Neurosurgical Management of Chiari Malformations
Chiari I malformations are congenital ectopia of the cerebellar tonsils, with highly variable clinical presentation ranging from asymptomatic patients to those with severe long-standing neurologic deficits. Chiari II malformations are almost invariably associated with myelomeningocele and are characterized by the caudal displacement of the cerebellar vermis, brainstem and 4th ventricle. Surgery for decompression is considered for patients with syringomyelia or symptoms of neural compression. The goals of surgery are to relieve pressure on the brainstem, eliminate the pressure differential between the cranial and spinal compartments and restore cerebrospinal fluid (CSF) flow.

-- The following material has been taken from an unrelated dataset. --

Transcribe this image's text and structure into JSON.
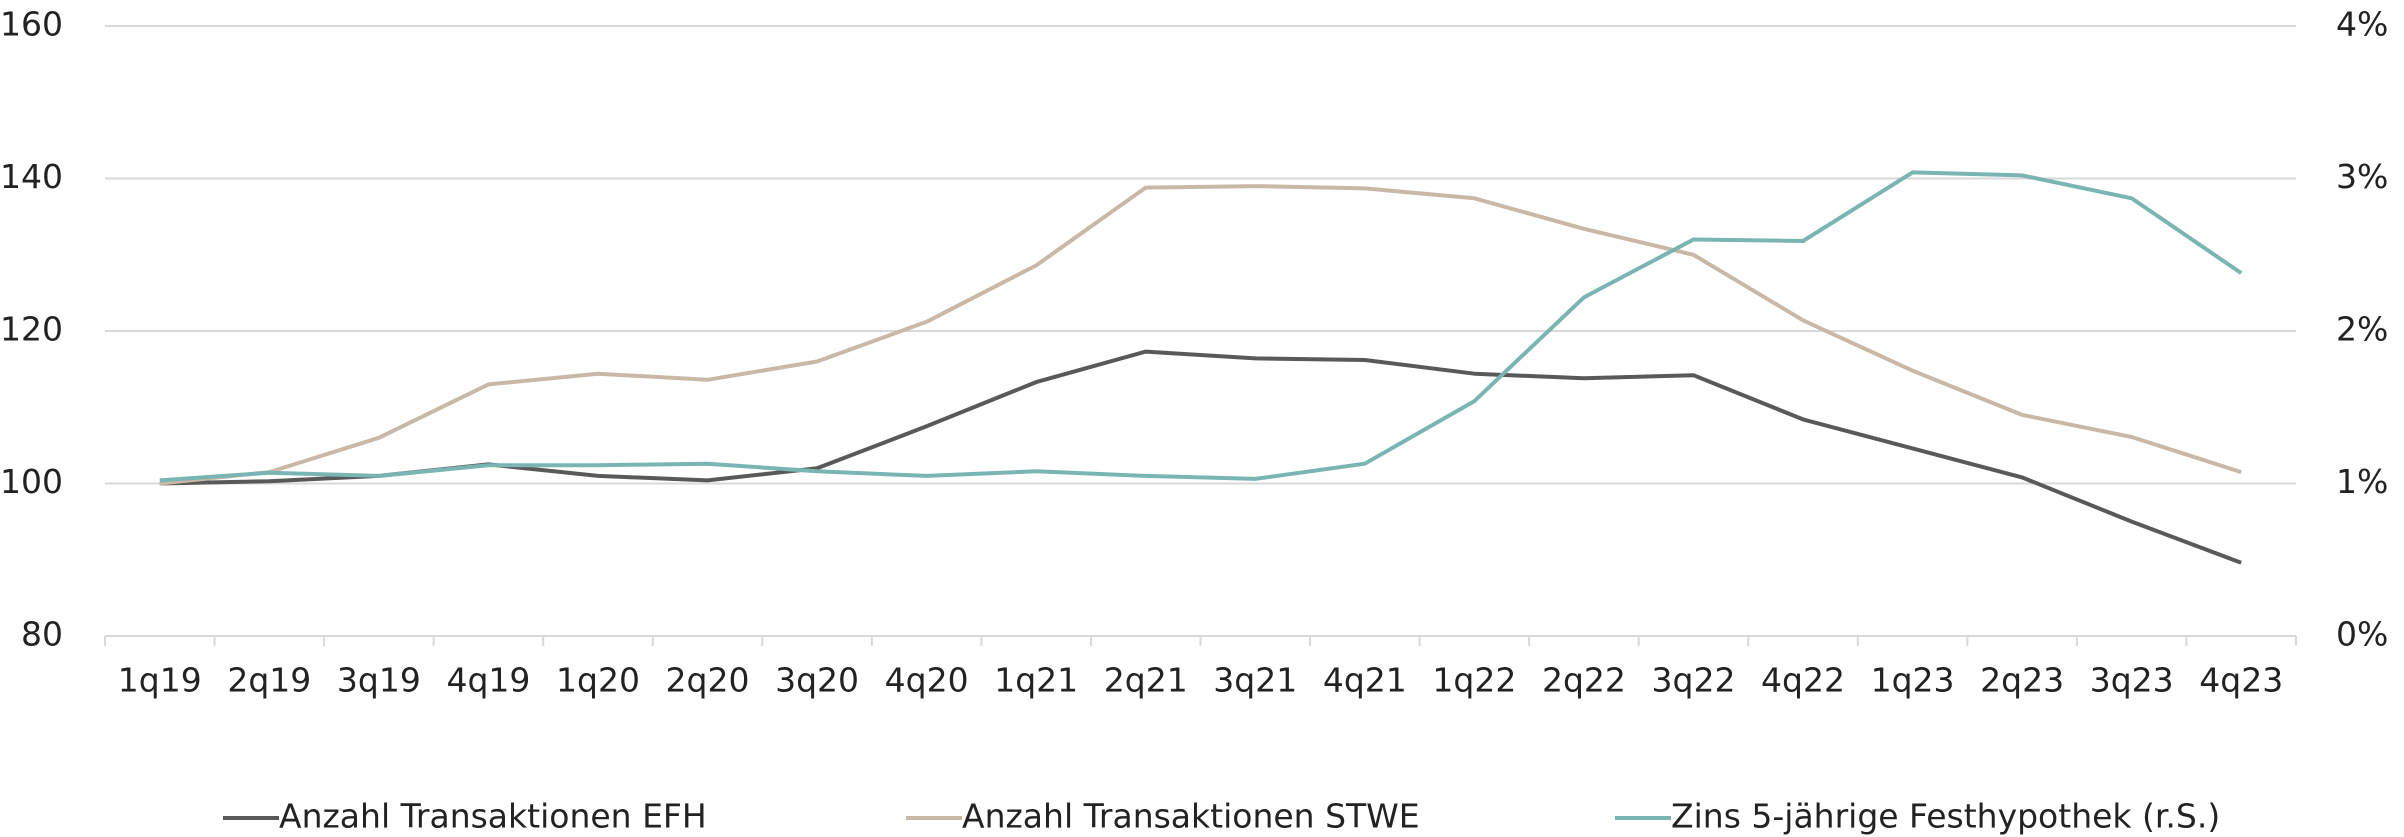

The operative techniques described in the literature are diverse. These include bone-only decompression of the suboccipital region and upper cervical spine, decompression of the cervical spine alone with durotomy; suboccipital decompression, durotomy and cervical laminectomy; and suboccipital decompression, durotomy, duroplasty and cervical decompression. Exploration of the fourth ventricle has also been advocated. However, there is anecdotal evidence that dural opening may not be necessary to achieve the aforementioned goals, especially in infants and young children. The goal of this research proposal is to retrospectively review the operative management of Chiari type I and II malformations at St. Louis Children’s Hospital in order to evaluate the different surgical techniques used for the treatment and the imaging modalities used for the evaluation of this condition. Similarly, our collaborators at Vanderbilt and Columbia University will share their data with us. We will use both their data as well as our own in our final publication in order to maximize the impact of our findings.